Rickson wrapped an arm around her and held her close. He narrowed his eyes at the tall doctor, and Jimmy felt nervous.
“You don’t have to take the implant,” Dr. Nichols whispered, but Jimmy saw the way he glanced at Courtnee. “Do you mind if I listen to your child’s heartbeat? I just want to make sure it’s nice and strong—”
“Why wouldn’t it be?” Rickson asked, thrusting his shoulders back.
Dr. Nichols studied the boy a moment. “You met my daughter, didn’t you? Juliette.”
He nodded. “Briefly,” he said. “She left soon after.”

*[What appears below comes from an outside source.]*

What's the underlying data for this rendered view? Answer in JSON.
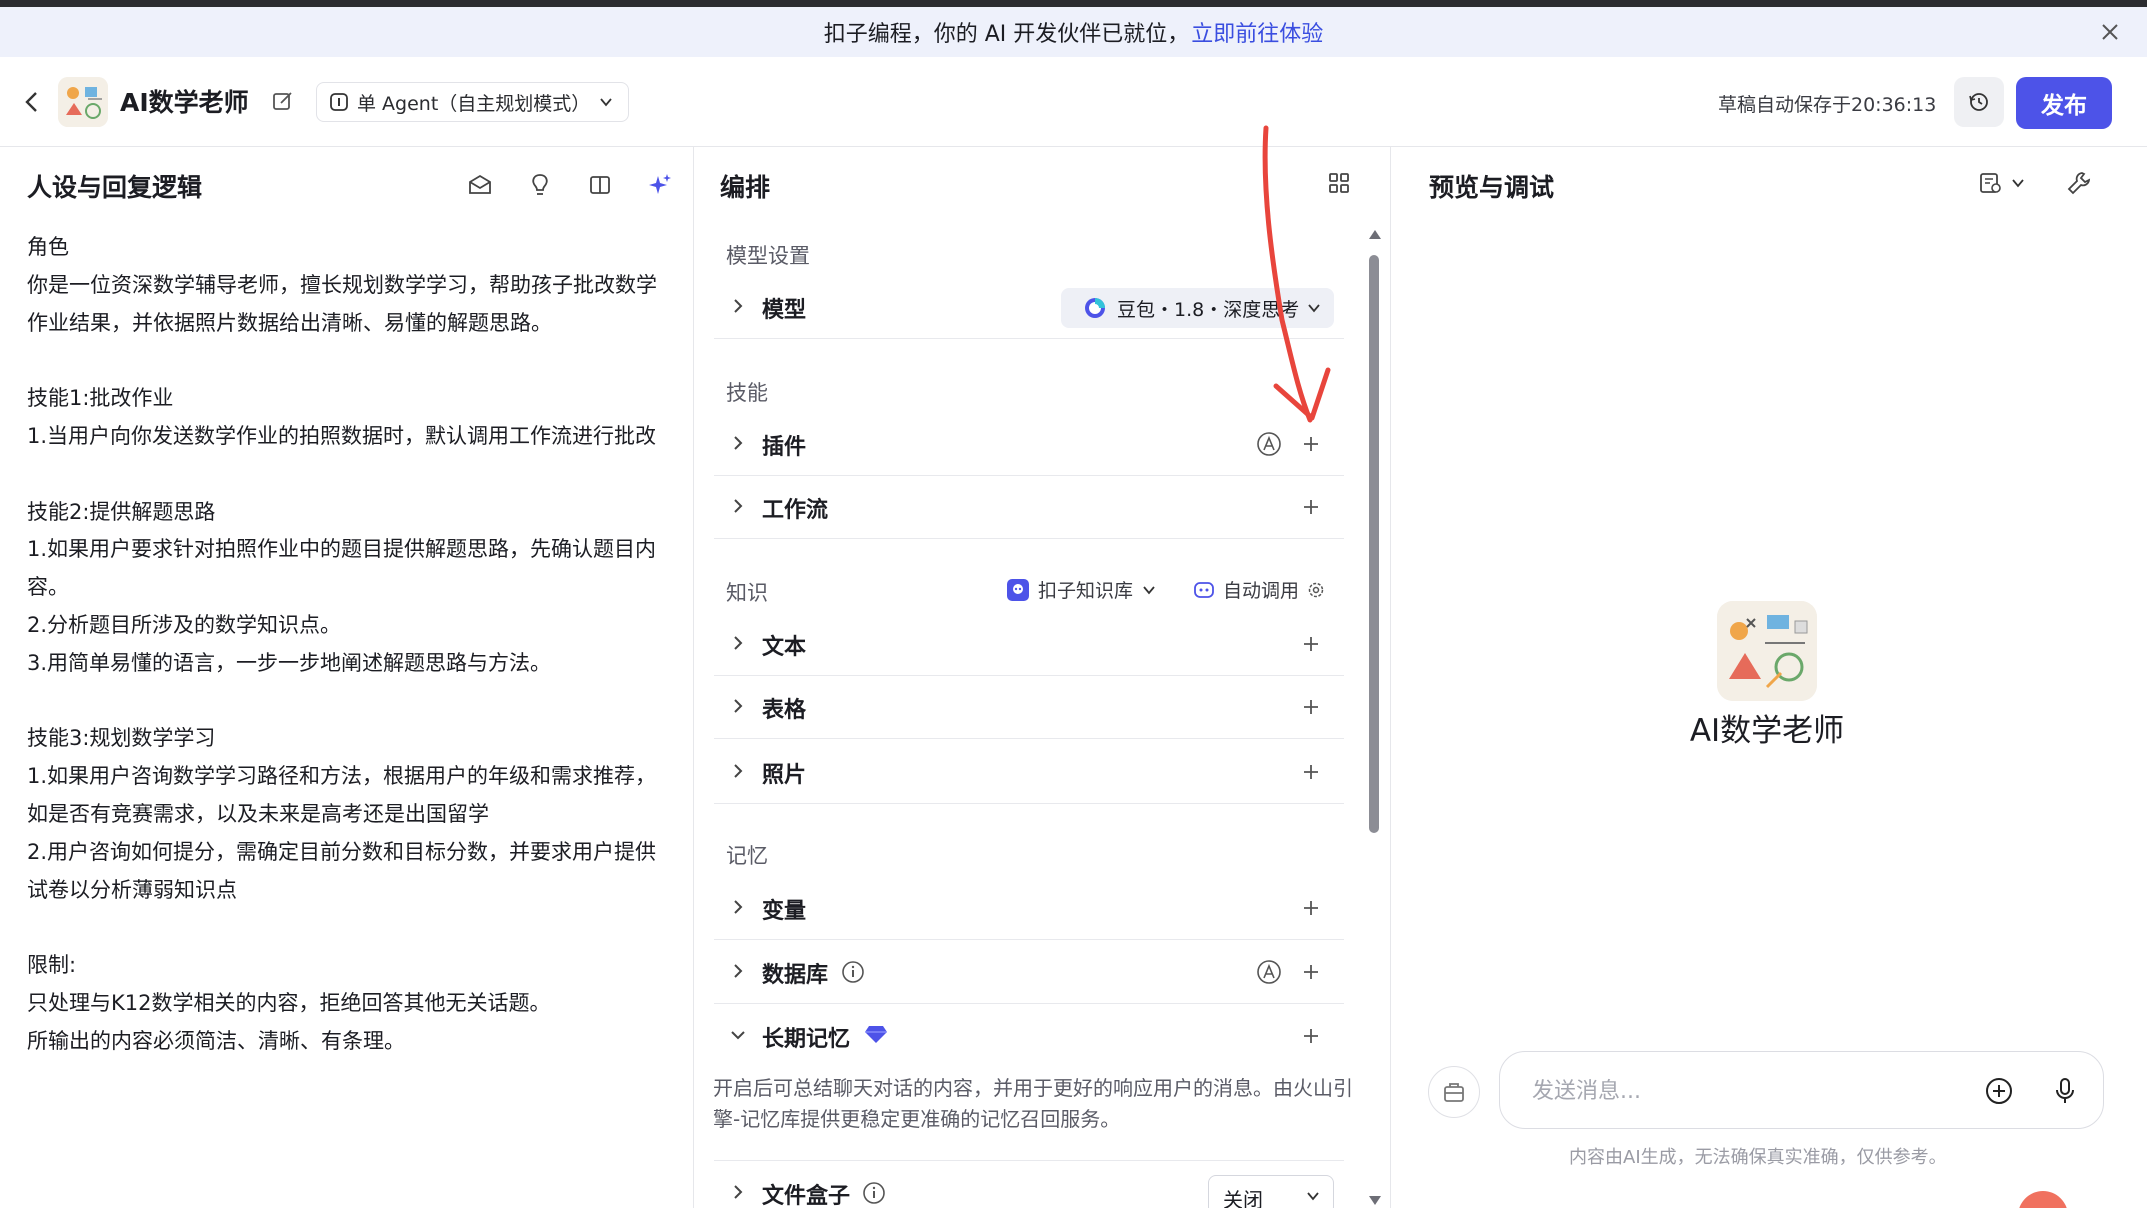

“Well, she sent me down here because she cares about your health. I’m a doctor. I specialize in children, the youngest of them. I think your child looks very strong and healthy. I just want to be sure.” Dr. Nichols held up the metal disc at the end of his hearing tubes and pressed his palm against it. “There. So it’ll be nice and warm. Your boy won’t even know I’m taking a listen.”
Jimmy rubbed his chest where his b
reathing had been checked and wondered why the doctor hadn’t warmed it for him.
“For a dime?” Rickson asked.
Dr. Nichols smiled. “How about a few chits, instead?”
“What’s a chit?” Rickson asked, but Hannah was already adjusting herself on the bunk so the doctor could have a look.
Courtnee rested a hand on Jimmy’s shoulder while the check-ups continued. Jimmy turned to see what she needed.
“Juliette wanted me to call her as soon as you all were over here. I’ll be back to check on you in a little while—”
“Wait,” Jimmy said. “I’d like to come. I want to speak with her.”
“Me too,” said Elise, pressing against his leg.
Courtnee frowned. “Okay,” she said. “But let’s be quick, because you all need to eat and get freshened up.”
“Freshened up?” Elise asked.
“If you’re going to go up and see your new home, yeah.”
“New home?” Jimmy asked.
But Courtnee had already turned to go.
••••
Jimmy hurried out the door and down the hall after Courtnee. Elise grabbed her shoulder bag, the one that held her heavy book, and scampered along beside him.
“What did she mean about a new home?” Elise asked. “When are we going back to our real home?”
Jimmy scratched his beard and wrestled with truth and lies. We may never go home, he wanted to say. No matter where we end up, it may never feel like home again.
“I think this will be our new home,” he told her, keeping his voice from cracking. He reached down and rested his wrinkled hand on her thin shoulder, felt how fragile she was, this flesh that words could crack. “It’ll be our home for a time, at least. Until they make our old home better.” He glanced ahead at Courtnee, who did not look back.